By the time I’d run all of the above I was too close to my own story to fully trust my own read of it, so I did something a little unusual: I asked for a from-scratch audit of the whole stack — my driver, the vendor’s, the userspace command builder — done cold, with none of my own notes open, on purpose, to see whether a reader who’d never seen a month of dead ends would land somewhere I hadn’t.

It came back with two candidates, and both of them were instructive in exactly the way I’d hoped and slightly dreaded. The first was the idea that the vendor might use a hardware descriptor-array mechanism I’d never actually tried in combination with the right task count — a real gap in what I’d tested, argued cleanly from the source. It was also something I’d already written down as false, from my own capture of the vendor’s real submit: the address field that mechanism depends on reads zero in the vendor’s own trace, at every task count I’d captured. A cold read had walked, independently, straight back onto ground I’d already covered and already closed — which is either a coincidence or a sign that the ground really is that well covered; I choose to read it as the second. The other candidate collapsed to my own furthest conclusion, rediscovered rather than assumed: that the compute engine’s arm is a per-power-session resource, not a per-task one. Nothing survived the pass that I hadn’t already either tried or already refuted. It’s the least dramatic possible outcome of asking someone else to check your work, and I’ve come to think that’s exactly what a genuinely finished negative result should feel like.

Where I’m leaving it

Every theory that fits in a register, a config bit, a buffer, a cache line, or a dispatch grammar has been tried and has failed to move the outcome, across two structurally different investigations and a third that checked both without reading either first. Dispatch mechanism — sequential kicks, native hardware iteration, the vendor’s own linked-list grammar rebuilt bit for bit, even fully independent jobs with no chaining relationship at all. Registers — every write either driver makes, matched value for value, across a whole inference. Config geometry, forced whole-cloth from a known-good capture. The on-chip staging buffer, audited before and after a chained task and shown to hold the real, correct data anyway. Cache coherency and stale TLB entries, both chased to ground and both cleared with a fix I could watch fire on the wire. Clock, power domain, firmware — the same secure boot stack either way. None of it is the seam.

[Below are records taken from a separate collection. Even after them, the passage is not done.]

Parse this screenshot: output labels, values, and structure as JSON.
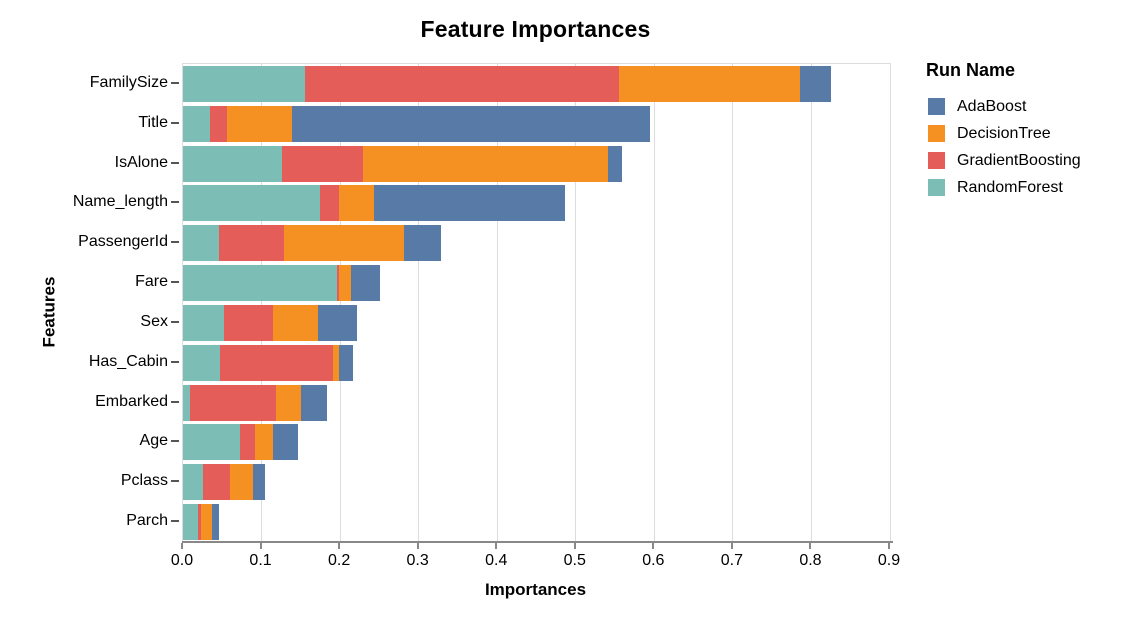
{
  "title": "Feature Importances",
  "axes": {
    "x_label": "Importances",
    "y_label": "Features",
    "x_ticks": [
      "0.0",
      "0.1",
      "0.2",
      "0.3",
      "0.4",
      "0.5",
      "0.6",
      "0.7",
      "0.8",
      "0.9"
    ]
  },
  "legend": {
    "title": "Run Name",
    "items": [
      {
        "label": "AdaBoost",
        "color": "#587AA6"
      },
      {
        "label": "DecisionTree",
        "color": "#F59123"
      },
      {
        "label": "GradientBoosting",
        "color": "#E45D59"
      },
      {
        "label": "RandomForest",
        "color": "#7CBEB6"
      }
    ]
  },
  "chart_data": {
    "type": "bar",
    "orientation": "horizontal",
    "stacked": true,
    "title": "Feature Importances",
    "xlabel": "Importances",
    "ylabel": "Features",
    "xlim": [
      0,
      0.9
    ],
    "grid": true,
    "legend_position": "right",
    "categories": [
      "FamilySize",
      "Title",
      "IsAlone",
      "Name_length",
      "PassengerId",
      "Fare",
      "Sex",
      "Has_Cabin",
      "Embarked",
      "Age",
      "Pclass",
      "Parch"
    ],
    "stack_order": [
      "RandomForest",
      "GradientBoosting",
      "DecisionTree",
      "AdaBoost"
    ],
    "series": [
      {
        "name": "RandomForest",
        "color": "#7CBEB6",
        "values": [
          0.155,
          0.035,
          0.126,
          0.174,
          0.046,
          0.196,
          0.052,
          0.047,
          0.009,
          0.072,
          0.026,
          0.019
        ]
      },
      {
        "name": "GradientBoosting",
        "color": "#E45D59",
        "values": [
          0.4,
          0.021,
          0.103,
          0.024,
          0.083,
          0.002,
          0.062,
          0.144,
          0.109,
          0.02,
          0.034,
          0.004
        ]
      },
      {
        "name": "DecisionTree",
        "color": "#F59123",
        "values": [
          0.23,
          0.083,
          0.312,
          0.045,
          0.152,
          0.016,
          0.058,
          0.007,
          0.032,
          0.022,
          0.029,
          0.014
        ]
      },
      {
        "name": "AdaBoost",
        "color": "#587AA6",
        "values": [
          0.04,
          0.456,
          0.018,
          0.243,
          0.047,
          0.037,
          0.05,
          0.019,
          0.033,
          0.033,
          0.016,
          0.009
        ]
      }
    ],
    "totals": [
      0.825,
      0.595,
      0.559,
      0.486,
      0.328,
      0.251,
      0.222,
      0.217,
      0.183,
      0.147,
      0.105,
      0.046
    ]
  }
}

What’s left is a shape, not a guess: a compute-accumulate stage that arms itself once per power-on and never again, independent of how many tasks I ask for or how I ask for them — a state inside the sequencer, underneath the last register this driver, or the vendor’s, will show me. That’s not a wall a register trace crosses. It needs the chip’s own documentation of that sequencing, or a way to watch the microcode itself, and I have neither. So I’m parking it here, in writing, with the full ledger of what was tried and what it ruled out — not because I’ve stopped caring whether MobileNet finishes running on the open driver, but because the next experiment I could run is one I’ve already run under a different name. The honest thing to write down is not “I couldn’t fix it.” It’s “I can tell you exactly which floor the fix isn’t on, and precisely how I know.”

The whole falsification ledger — every dimension, every test, every result — is in the rocket bring-up repo. Kiln keeps running whole networks in the meantime, on the vendor’s terms, which is still the honest trade I described it as three chapters ago. If new evidence ever moves this — vendor documentation of the sequencer, or a look inside the microcode I don’t have today — that page is where I’ll say so.